|Biographical detail : ||She restored historic Madrasa
A historical figure, Sultan Amir Ibn Abd al-Wahab, was the last ruler of the Tahirid dynasty, which flourished in Yemen from the mid-15th to early 16th centuries. The ornate palace complex he had commissioned at Rada, in southern Yemen, for the Amiriya Madrasa, erected in 1504, was then and is now again one of the great treasures of Islamic art and architecture.
Solidly built of limestone and brick, the Amiriya Madrasa seemed destined to endure as the Sultan’s monumental legacy. But after he was killed in battle in 1517, the complex was left to decay. That the Amiriya Madrasa today stands resplendent after five centuries of neglect is due almost entirely to the efforts of one woman, the Iraqi-born archaeologist Selma al-Radi, who was for many years a research associate at New York University’s Institute of Fine Arts.

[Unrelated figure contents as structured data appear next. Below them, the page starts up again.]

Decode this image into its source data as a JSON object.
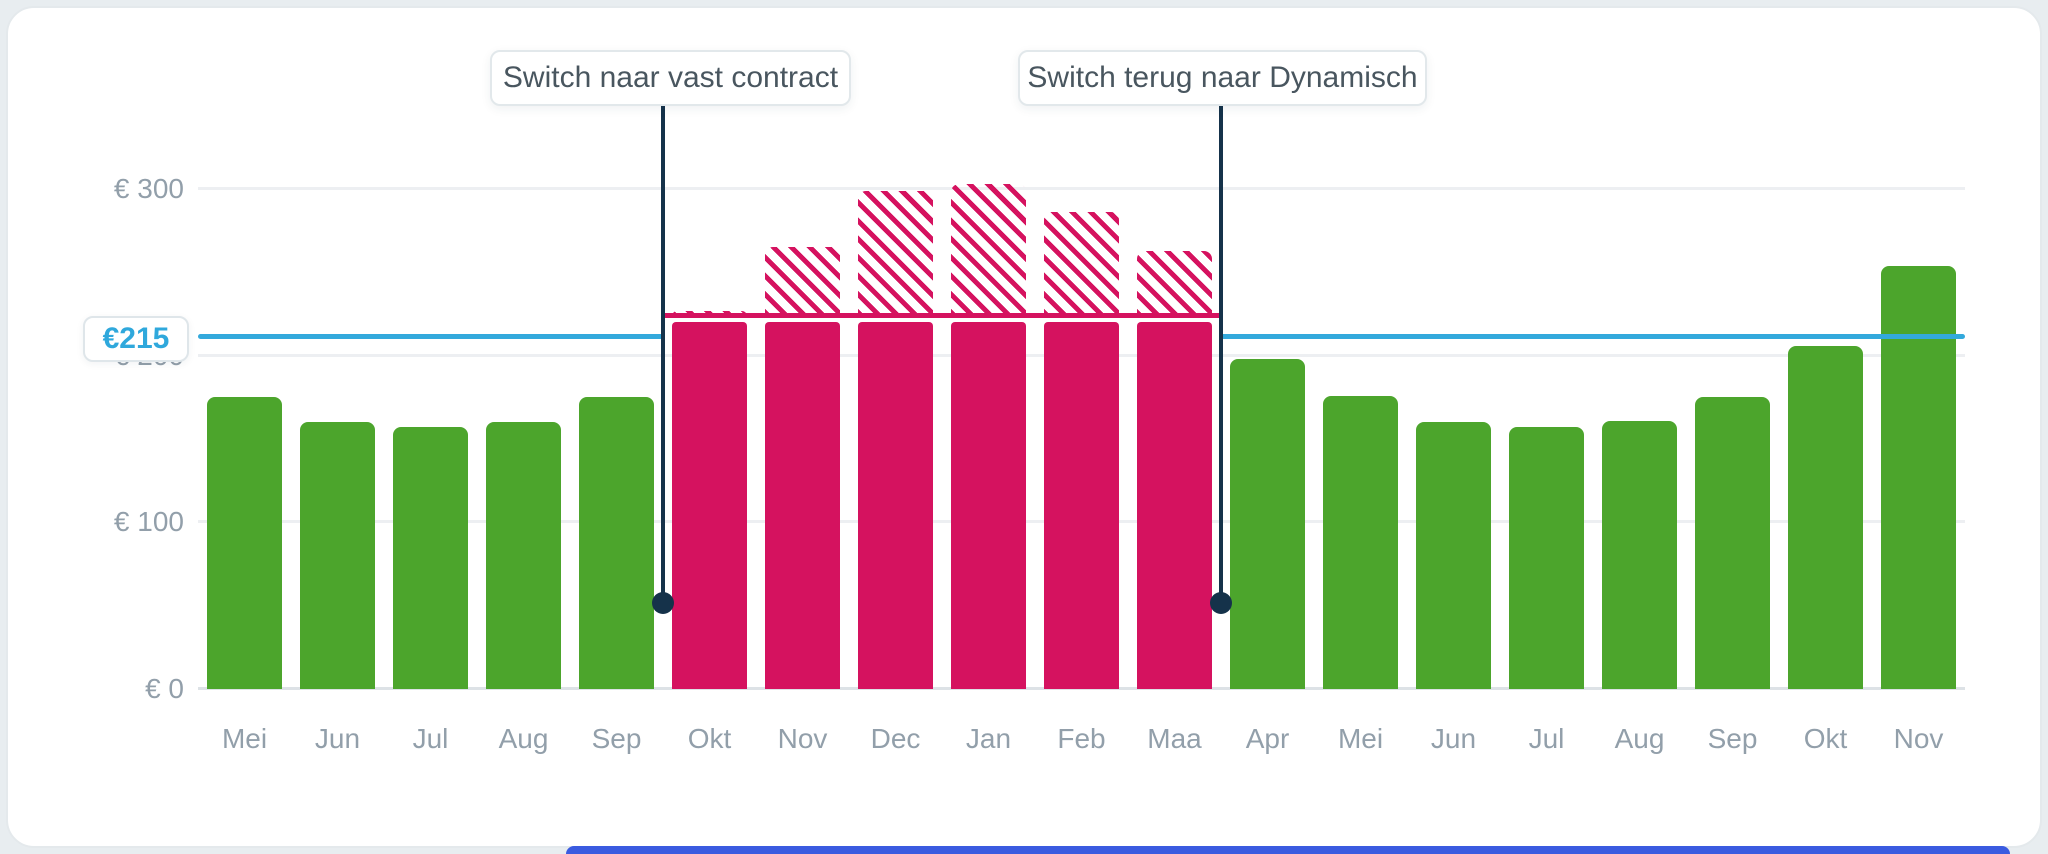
{
  "chart_data": {
    "type": "bar",
    "title": "",
    "currency": "EUR",
    "months": [
      "Mei",
      "Jun",
      "Jul",
      "Aug",
      "Sep",
      "Okt",
      "Nov",
      "Dec",
      "Jan",
      "Feb",
      "Maa",
      "Apr",
      "Mei",
      "Jun",
      "Jul",
      "Aug",
      "Sep",
      "Okt",
      "Nov"
    ],
    "series": [
      {
        "name": "dynamisch-tarief",
        "color": "#4CA52C",
        "values": [
          175,
          160,
          157,
          160,
          175,
          null,
          null,
          null,
          null,
          null,
          null,
          198,
          176,
          160,
          157,
          161,
          175,
          206,
          254
        ]
      },
      {
        "name": "vast-contract",
        "color": "#D5125F",
        "values": [
          null,
          null,
          null,
          null,
          null,
          220,
          220,
          220,
          220,
          220,
          220,
          null,
          null,
          null,
          null,
          null,
          null,
          null,
          null
        ]
      },
      {
        "name": "dynamisch-equivalent",
        "color": "#D5125F",
        "pattern": "diagonal-stripes",
        "values": [
          null,
          null,
          null,
          null,
          null,
          227,
          265,
          299,
          303,
          286,
          263,
          null,
          null,
          null,
          null,
          null,
          null,
          null,
          null
        ]
      }
    ],
    "y_axis": {
      "min": 0,
      "max": 300,
      "ticks": [
        {
          "label": "€ 300",
          "value": 300
        },
        {
          "label": "€ 200",
          "value": 200
        },
        {
          "label": "€ 100",
          "value": 100
        },
        {
          "label": "€ 0",
          "value": 0
        }
      ]
    },
    "reference_line": {
      "label": "€215",
      "value": 215,
      "color": "#33A9DC"
    },
    "vast_level_line": {
      "value": 224,
      "color": "#D5125F"
    },
    "annotations": [
      {
        "label": "Switch naar vast contract",
        "position": "between Sep and Okt"
      },
      {
        "label": "Switch terug naar Dynamisch",
        "position": "between Maa and Apr"
      }
    ],
    "grid": "horizontal",
    "legend": "none"
  },
  "colors": {
    "green_bar": "#4CA52C",
    "pink_bar": "#D5125F",
    "navy_marker": "#15324A",
    "reference_blue": "#33A9DC",
    "axis_text": "#929FAA",
    "gridline": "#EDEFF2",
    "card_background": "#FFFFFF",
    "page_background": "#E8EDF0",
    "bottom_partial_element": "#3A5BE0"
  }
}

In an immense undertaking begun in the early 1980s and lasting nearly a quarter-century, Dr. al-Radi oversaw the return of the complex, brick by brick, to its former glory. Three stories high and crowned by six large domes, the Amiriya gleams white as sugar against the sepia landscape. Besides a Madrasa, it comprises a mosque; residential quarters; and a hammam, or bath, equipped with medieval shower stalls.
The Amiriya Madrasa, which re-opened in 2005 for public, was recognised by the Aga Khan Award for Architecture, in 2007. Presented every three years, the award honours outstanding architectural achievements throughout the Muslim world.

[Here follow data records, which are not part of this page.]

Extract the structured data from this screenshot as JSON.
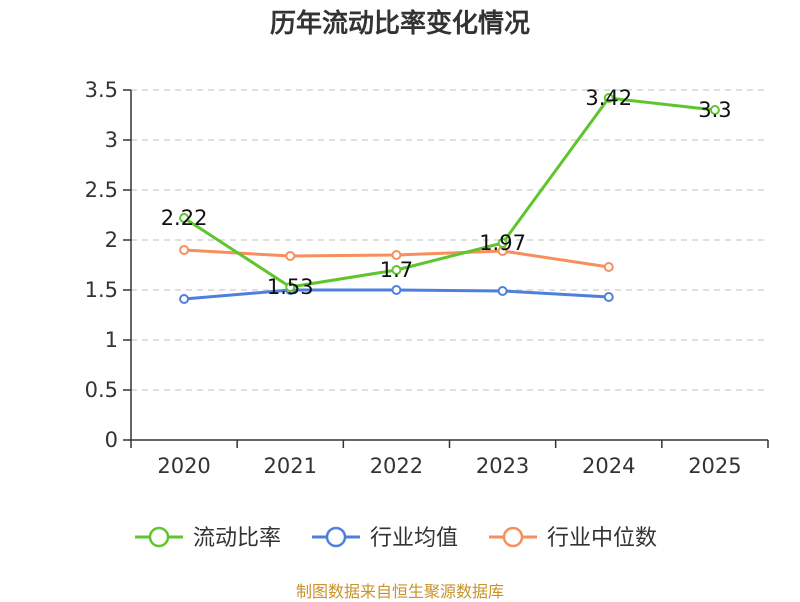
{
  "chart_data": {
    "type": "line",
    "title": "历年流动比率变化情况",
    "categories": [
      "2020",
      "2021",
      "2022",
      "2023",
      "2024",
      "2025"
    ],
    "ylim": [
      0,
      3.5
    ],
    "yticks": [
      "0",
      "0.5",
      "1",
      "1.5",
      "2",
      "2.5",
      "3",
      "3.5"
    ],
    "grid": true,
    "legend_position": "bottom",
    "series": [
      {
        "name": "流动比率",
        "color": "#5ec52c",
        "values": [
          2.22,
          1.53,
          1.7,
          1.97,
          3.42,
          3.3
        ],
        "labels": [
          "2.22",
          "1.53",
          "1.7",
          "1.97",
          "3.42",
          "3.3"
        ]
      },
      {
        "name": "行业均值",
        "color": "#4f7fdc",
        "values": [
          1.41,
          1.5,
          1.5,
          1.49,
          1.43,
          null
        ]
      },
      {
        "name": "行业中位数",
        "color": "#f78f5c",
        "values": [
          1.9,
          1.84,
          1.85,
          1.89,
          1.73,
          null
        ]
      }
    ]
  },
  "footer": {
    "source": "制图数据来自恒生聚源数据库"
  }
}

Earned a bachelor’s degree from Cambridge in Oriental Studies, with a concentration in archaeology and ancient Semitic languages; a master’s degree in art history and Near East archaeology from Columbia; and a Ph.D. in archaeology from the University of Amsterdam, where Dr. al-Radi wrote her dissertation on a Neolithic site in Cyprus.
Her hands deep in the grit of history Dr. al-Radi, over the years, excavated at sites in Iraq, Syria, Turkey, Lebanon, Kuwait and Egypt, but it was for her work in Yemen that she would become renowned.
Her publications included two books on the Amiriya Madrasa, “The Amiriya in Rada: The History and Restoration of a Sixteenth-Century Madrasa in the Yemen” and “Amiriya Madrasa: The Conservation of the Mural Paintings” (Centro di Conservazione Archeologica, 2005; with Roberto Nardi and Chiara Zizola).
Born in Baghdad, daughter of an Iraqi diplomat, Selma al-Radi was reared in Teheran and New Delhi. She died of ovarian cancer at her home in Manhattan, New York.